Trabajé en Vernon, en una factoría de muebles; me bañé en el Pacífico; probé la pechuga de pavo con puré de papas, el especial de Woolworth de los viernes por la tarde; caminé por el Paseo de las Estrellas; aprendí a conducir en un Dodge Dart del 64; tuve mi primer accidente automovilístico. A los seis meses me cansé del horror americano y abordé un avión de regreso al gueto cubano, donde halé otra condena de veintiún años.

Una noche —enfermo, intoxicado y envuelto en llamas— escapé de la capital del Exilio. Cogí un autobús de la Greyhound con rumbo (sabe dios por qué) a Los Ángeles. Llegué cuatro días más tarde, en pleno siglo XXI, después de atravesar de costa a costa los Estados Unidos (¿hay algo más hollywoodense que ese periplo?). Regresaba al Oeste, que es el lugar al que pertenezco, aunque venga de otras partes. El director checo Milos Forman dijo que todo hombre tiene dos patrias, el país donde nació y América. Yo he vuelto a nacer, dos veces, en Los Ángeles.
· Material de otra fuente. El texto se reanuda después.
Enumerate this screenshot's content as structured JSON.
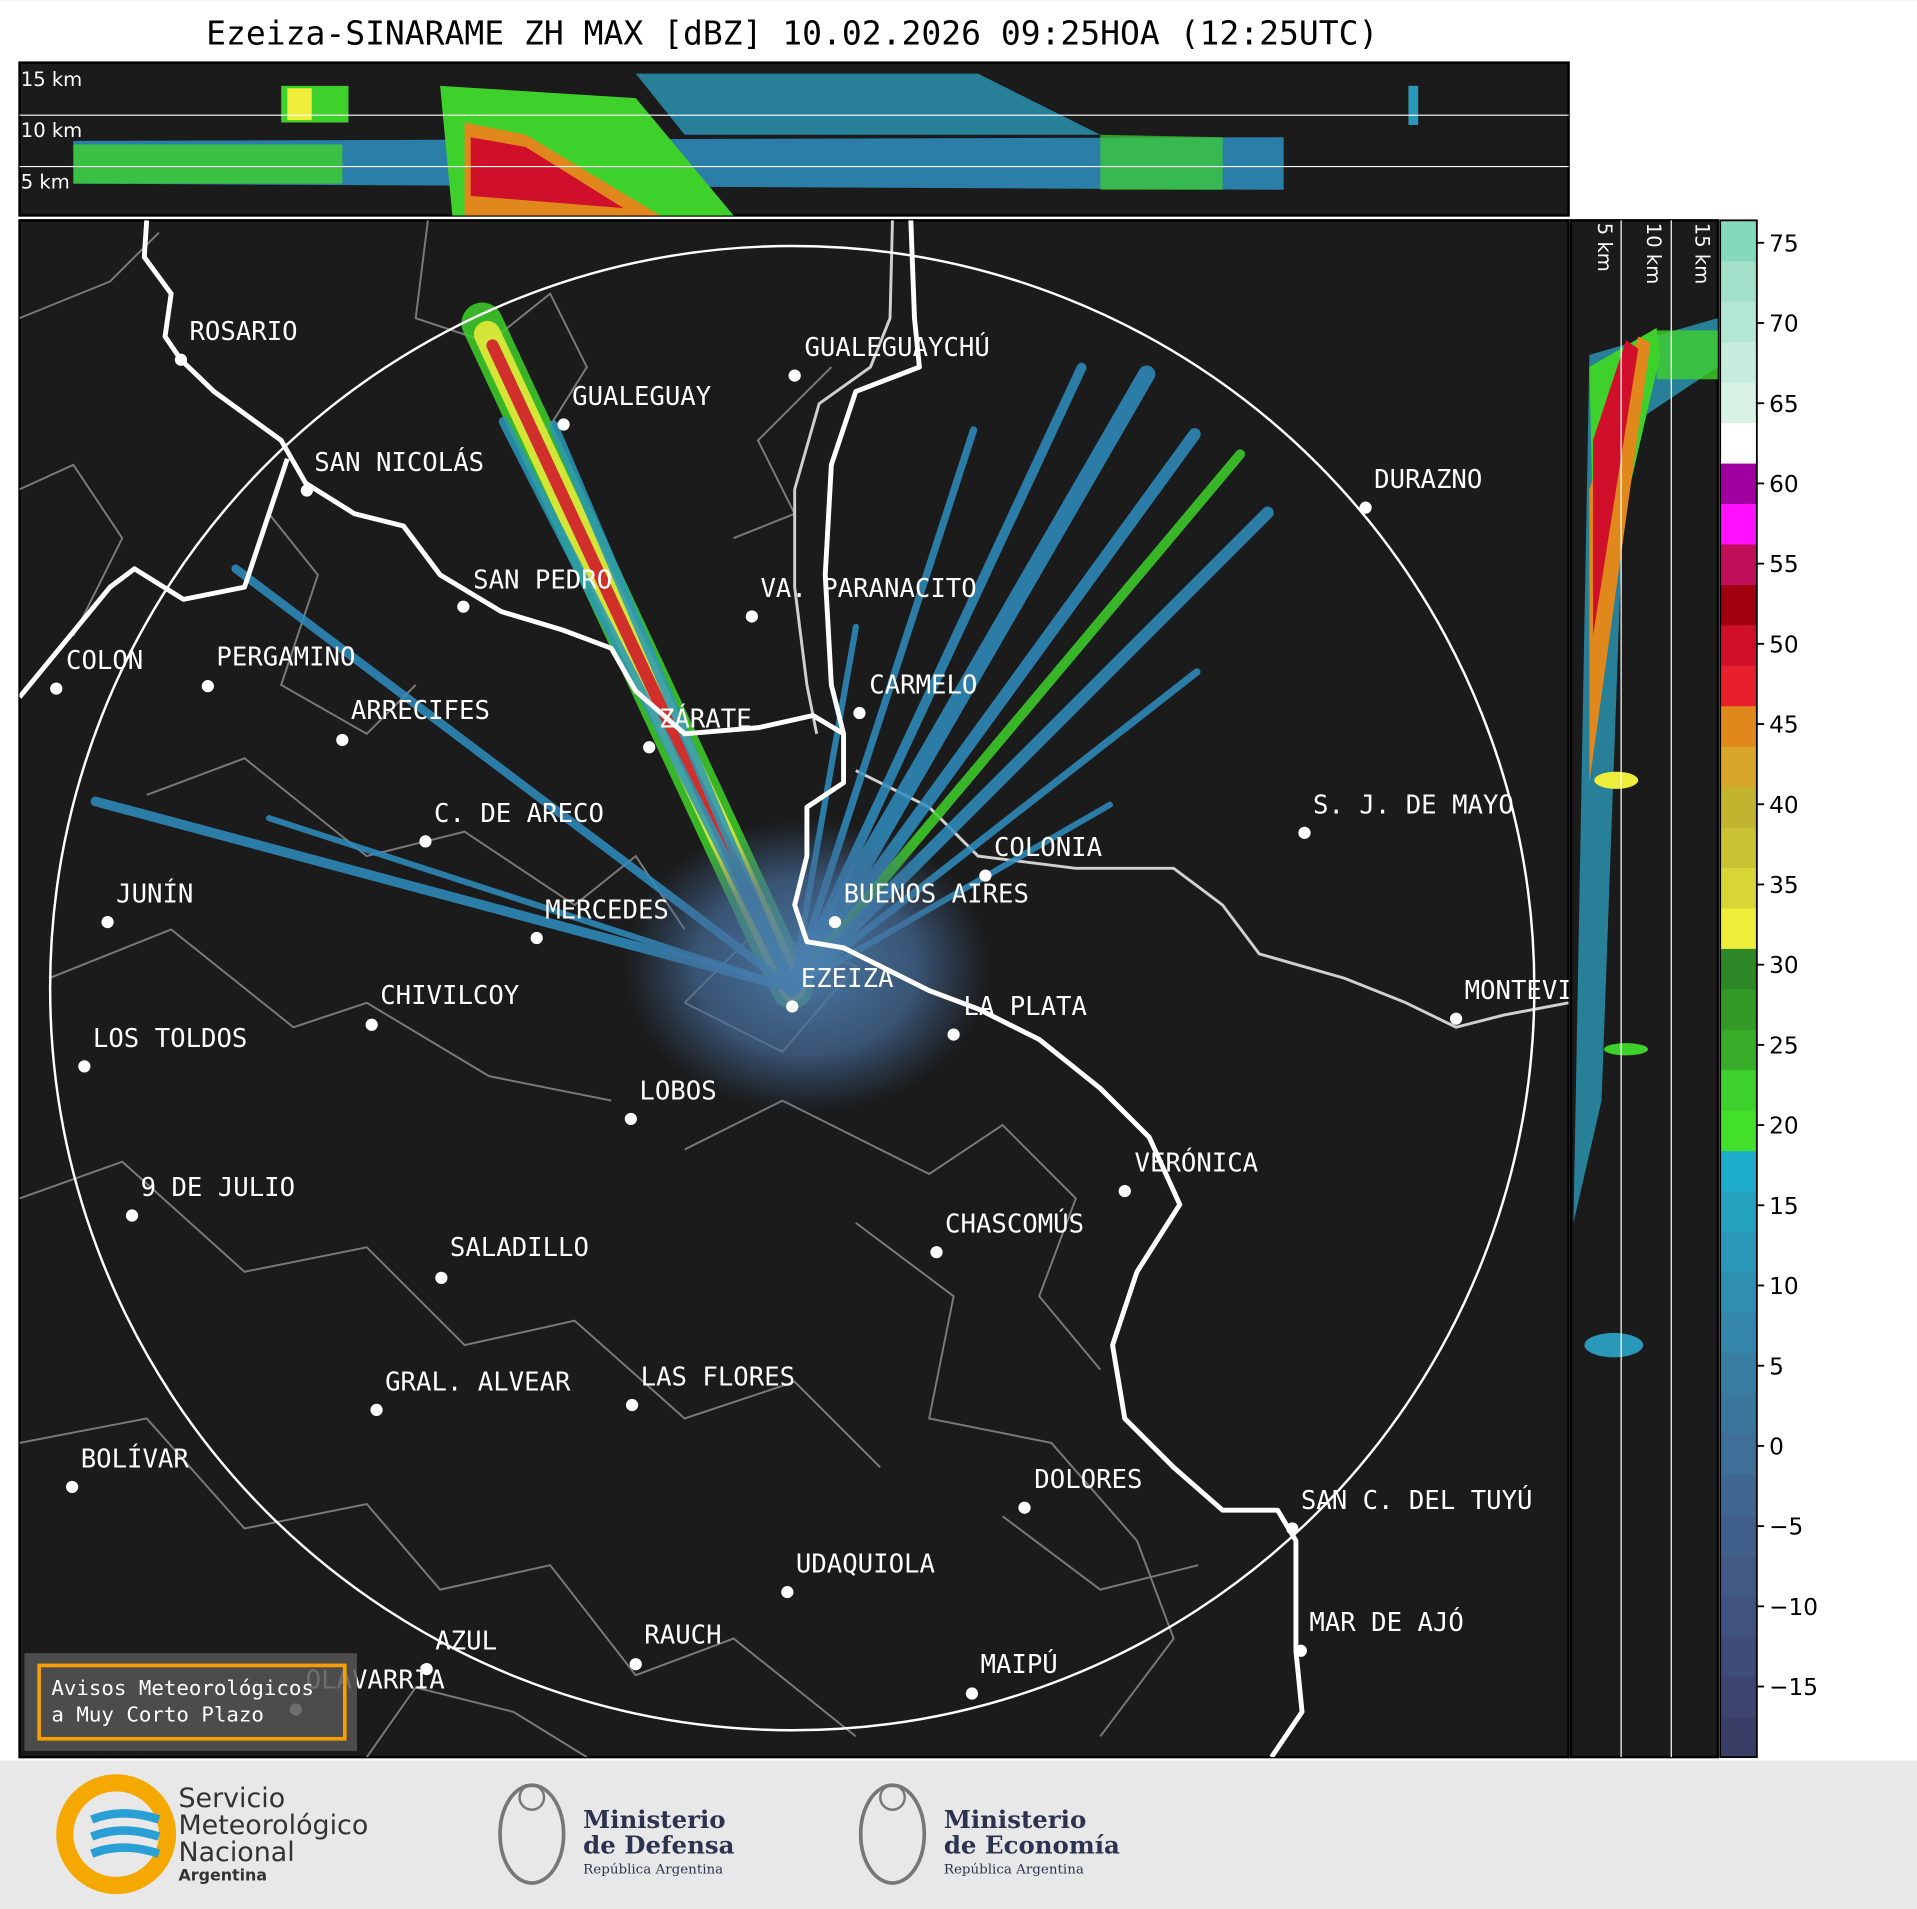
{
  "title": "Ezeiza-SINARAME ZH MAX [dBZ] 10.02.2026 09:25HOA (12:25UTC)",
  "top_panel": {
    "levels": [
      "15 km",
      "10 km",
      "5 km"
    ]
  },
  "side_panel": {
    "levels": [
      "5 km",
      "10 km",
      "15 km"
    ]
  },
  "cities": [
    "ROSARIO",
    "GUALEGUAYCHÚ",
    "GUALEGUAY",
    "SAN NICOLÁS",
    "DURAZNO",
    "SAN PEDRO",
    "VA. PARANACITO",
    "COLON",
    "PERGAMINO",
    "CARMELO",
    "ARRECIFES",
    "ZÁRATE",
    "C. DE ARECO",
    "S. J. DE MAYO",
    "COLONIA",
    "BUENOS AIRES",
    "JUNÍN",
    "MERCEDES",
    "EZEIZA",
    "MONTEVIDEO",
    "CHIVILCOY",
    "LA PLATA",
    "LOS TOLDOS",
    "LOBOS",
    "VERÓNICA",
    "9 DE JULIO",
    "CHASCOMÚS",
    "SALADILLO",
    "GRAL. ALVEAR",
    "LAS FLORES",
    "BOLÍVAR",
    "DOLORES",
    "SAN C. DEL TUYÚ",
    "UDAQUIOLA",
    "MAR DE AJÓ",
    "RAUCH",
    "AZUL",
    "OLAVARRÍA",
    "MAIPÚ"
  ],
  "notice": [
    "Avisos Meteorológicos",
    "a Muy Corto Plazo"
  ],
  "colorbar": {
    "lim": [
      -19.4,
      76.4
    ],
    "ticks": [
      75,
      70,
      65,
      60,
      55,
      50,
      45,
      40,
      35,
      30,
      25,
      20,
      15,
      10,
      5,
      0,
      {
        "value": -5,
        "label": "−5"
      },
      {
        "value": -10,
        "label": "−10"
      },
      {
        "value": -15,
        "label": "−15"
      }
    ],
    "colors": [
      "#3a3d66",
      "#3d4470",
      "#3f4b78",
      "#40527f",
      "#405985",
      "#40608b",
      "#406790",
      "#3f6e96",
      "#3b769c",
      "#387ea3",
      "#3486aa",
      "#2f8fb1",
      "#2a98b8",
      "#24a2c0",
      "#1eaccb",
      "#42e02a",
      "#3fd12b",
      "#38ad2a",
      "#339a27",
      "#2e8726",
      "#eeee3a",
      "#d8d636",
      "#c9c233",
      "#c2b42f",
      "#d8a628",
      "#e0881c",
      "#e8202e",
      "#d0102a",
      "#a00010",
      "#c0105a",
      "#ff10ff",
      "#a000a0",
      "#ffffff",
      "#d8f2e6",
      "#c6ecdd",
      "#b4e6d4",
      "#a2e0ca",
      "#86d8bc"
    ]
  },
  "footer": {
    "smn": [
      "Servicio",
      "Meteorológico",
      "Nacional",
      "Argentina"
    ],
    "defensa": [
      "Ministerio",
      "de Defensa",
      "República Argentina"
    ],
    "economia": [
      "Ministerio",
      "de Economía",
      "República Argentina"
    ]
  }
}
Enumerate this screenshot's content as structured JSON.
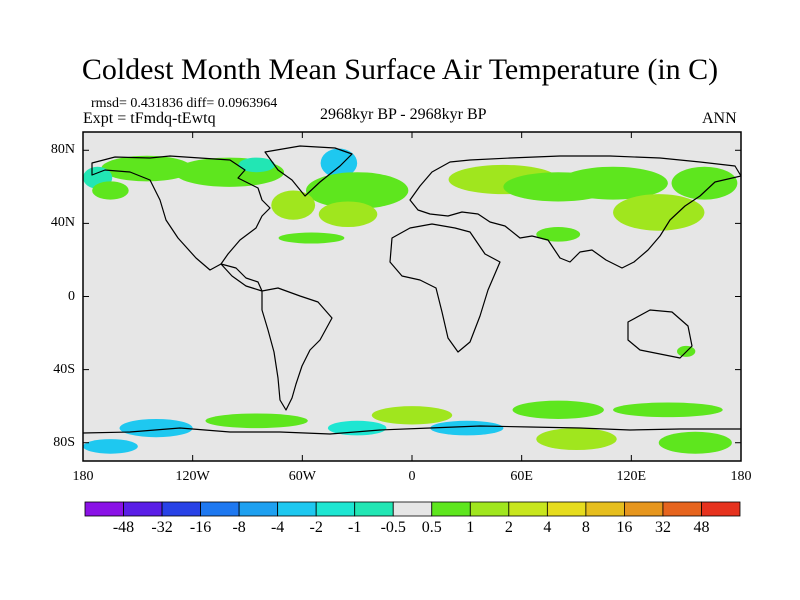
{
  "title": "Coldest Month Mean Surface Air Temperature (in C)",
  "stats": {
    "line1": "rmsd= 0.431836 diff= 0.0963964",
    "line2": "Expt = tFmdq-tEwtq"
  },
  "period": "2968kyr BP - 2968kyr BP",
  "season": "ANN",
  "axes": {
    "y": [
      {
        "label": "80N",
        "lat": 80
      },
      {
        "label": "40N",
        "lat": 40
      },
      {
        "label": "0",
        "lat": 0
      },
      {
        "label": "40S",
        "lat": -40
      },
      {
        "label": "80S",
        "lat": -80
      }
    ],
    "x": [
      {
        "label": "180",
        "lon": -180
      },
      {
        "label": "120W",
        "lon": -120
      },
      {
        "label": "60W",
        "lon": -60
      },
      {
        "label": "0",
        "lon": 0
      },
      {
        "label": "60E",
        "lon": 60
      },
      {
        "label": "120E",
        "lon": 120
      },
      {
        "label": "180",
        "lon": 180
      }
    ],
    "lon_range": [
      -180,
      180
    ],
    "lat_range": [
      -90,
      90
    ]
  },
  "colorbar": {
    "colors": [
      "#8a12e6",
      "#5a1ee6",
      "#2842e6",
      "#1e78f0",
      "#1ea0f0",
      "#1ec8f0",
      "#1ee6d2",
      "#22e6b4",
      "#e6e6e6",
      "#5ee61e",
      "#a0e61e",
      "#c8e61e",
      "#e6dc1e",
      "#e6be1e",
      "#e6961e",
      "#e6641e",
      "#e6321e"
    ],
    "labels": [
      "-48",
      "-32",
      "-16",
      "-8",
      "-4",
      "-2",
      "-1",
      "-0.5",
      "0.5",
      "1",
      "2",
      "4",
      "8",
      "16",
      "32",
      "48"
    ]
  },
  "map": {
    "background_color": "#e6e6e6",
    "regions": [
      {
        "lon": -145,
        "lat": 70,
        "rx": 25,
        "ry": 7,
        "color": "#5ee61e"
      },
      {
        "lon": -100,
        "lat": 68,
        "rx": 30,
        "ry": 8,
        "color": "#5ee61e"
      },
      {
        "lon": -85,
        "lat": 72,
        "rx": 10,
        "ry": 4,
        "color": "#22e6b4"
      },
      {
        "lon": -40,
        "lat": 73,
        "rx": 10,
        "ry": 8,
        "color": "#1ec8f0"
      },
      {
        "lon": -30,
        "lat": 58,
        "rx": 28,
        "ry": 10,
        "color": "#5ee61e"
      },
      {
        "lon": -35,
        "lat": 45,
        "rx": 16,
        "ry": 7,
        "color": "#a0e61e"
      },
      {
        "lon": -65,
        "lat": 50,
        "rx": 12,
        "ry": 8,
        "color": "#a0e61e"
      },
      {
        "lon": -55,
        "lat": 32,
        "rx": 18,
        "ry": 3,
        "color": "#5ee61e"
      },
      {
        "lon": -172,
        "lat": 65,
        "rx": 8,
        "ry": 6,
        "color": "#22e6b4"
      },
      {
        "lon": -165,
        "lat": 58,
        "rx": 10,
        "ry": 5,
        "color": "#5ee61e"
      },
      {
        "lon": 50,
        "lat": 64,
        "rx": 30,
        "ry": 8,
        "color": "#a0e61e"
      },
      {
        "lon": 80,
        "lat": 60,
        "rx": 30,
        "ry": 8,
        "color": "#5ee61e"
      },
      {
        "lon": 110,
        "lat": 62,
        "rx": 30,
        "ry": 9,
        "color": "#5ee61e"
      },
      {
        "lon": 135,
        "lat": 46,
        "rx": 25,
        "ry": 10,
        "color": "#a0e61e"
      },
      {
        "lon": 160,
        "lat": 62,
        "rx": 18,
        "ry": 9,
        "color": "#5ee61e"
      },
      {
        "lon": 80,
        "lat": 34,
        "rx": 12,
        "ry": 4,
        "color": "#5ee61e"
      },
      {
        "lon": -85,
        "lat": -68,
        "rx": 28,
        "ry": 4,
        "color": "#5ee61e"
      },
      {
        "lon": 0,
        "lat": -65,
        "rx": 22,
        "ry": 5,
        "color": "#a0e61e"
      },
      {
        "lon": 80,
        "lat": -62,
        "rx": 25,
        "ry": 5,
        "color": "#5ee61e"
      },
      {
        "lon": 140,
        "lat": -62,
        "rx": 30,
        "ry": 4,
        "color": "#5ee61e"
      },
      {
        "lon": -140,
        "lat": -72,
        "rx": 20,
        "ry": 5,
        "color": "#1ec8f0"
      },
      {
        "lon": -30,
        "lat": -72,
        "rx": 16,
        "ry": 4,
        "color": "#1ee6d2"
      },
      {
        "lon": 30,
        "lat": -72,
        "rx": 20,
        "ry": 4,
        "color": "#1ec8f0"
      },
      {
        "lon": 90,
        "lat": -78,
        "rx": 22,
        "ry": 6,
        "color": "#a0e61e"
      },
      {
        "lon": 155,
        "lat": -80,
        "rx": 20,
        "ry": 6,
        "color": "#5ee61e"
      },
      {
        "lon": -165,
        "lat": -82,
        "rx": 15,
        "ry": 4,
        "color": "#1ec8f0"
      },
      {
        "lon": 150,
        "lat": -30,
        "rx": 5,
        "ry": 3,
        "color": "#5ee61e"
      }
    ]
  }
}
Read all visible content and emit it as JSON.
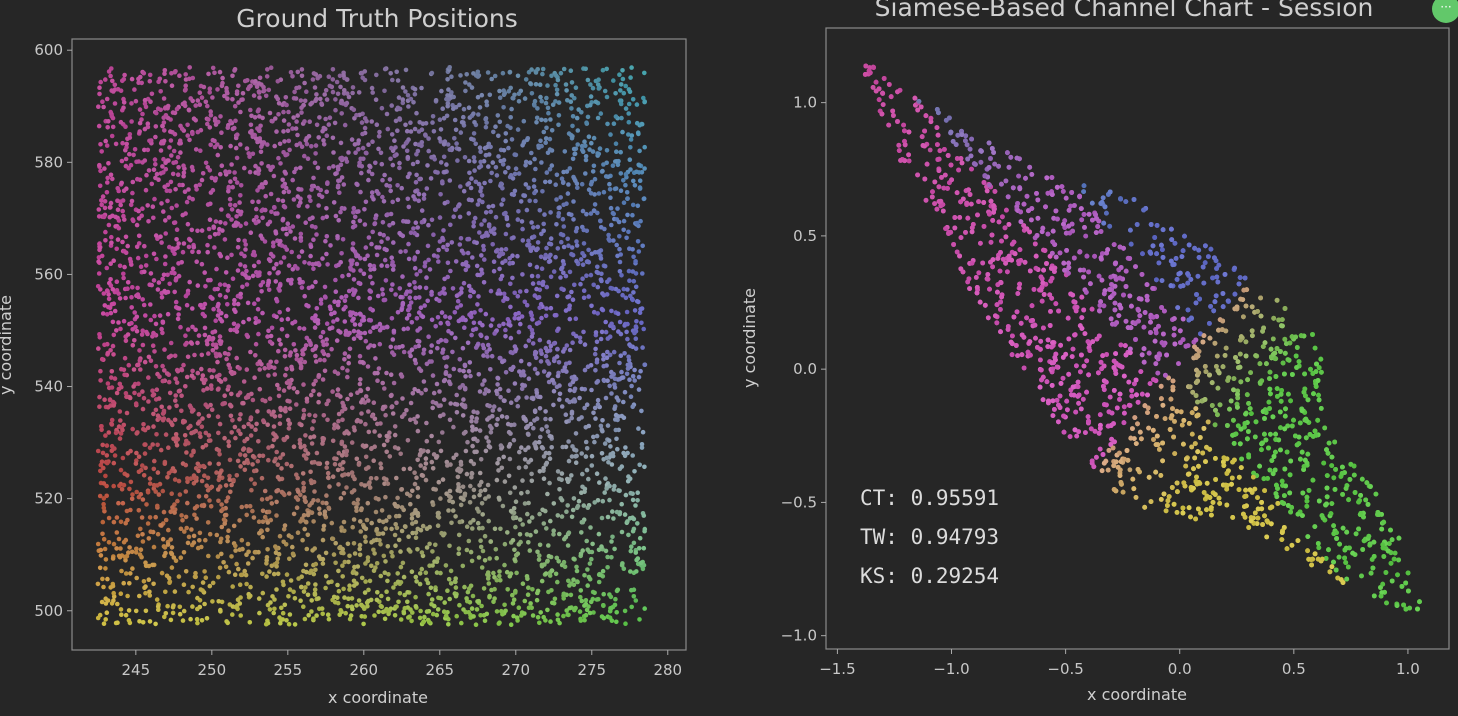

Los Ángeles es muchas ciudades y una serie de universos paralelos. Es Xanadú, Citera, Shangri-la y el prototipo de Disneylandia. Cuando Orson Welles, en Ciudadano Kane, arrasa con una habitación atiborrada, en una mansión ecléctica, erigida por el capricho de un magnate barroco y delirante, está acabando con Los Ángeles. Cuando Robert Altman, en Short Cuts, cierra el filme con un terremoto que pone fin a la historia, está vengándose de Los Ángeles.

Otto Friedrich la llamó la «ciudad de las redes», que es el nombre secreto de Mahagonny, porque Los Ángeles, como Babilonia, Sodoma o La Habana, sedujo a todos los hombres –desde Hitler a Chaplin, desde Borges a Kafka: tan angelino es el Berghof de Obersalzberg como hollywoodenses son La metamorfosis y la Historia universal de la infamia.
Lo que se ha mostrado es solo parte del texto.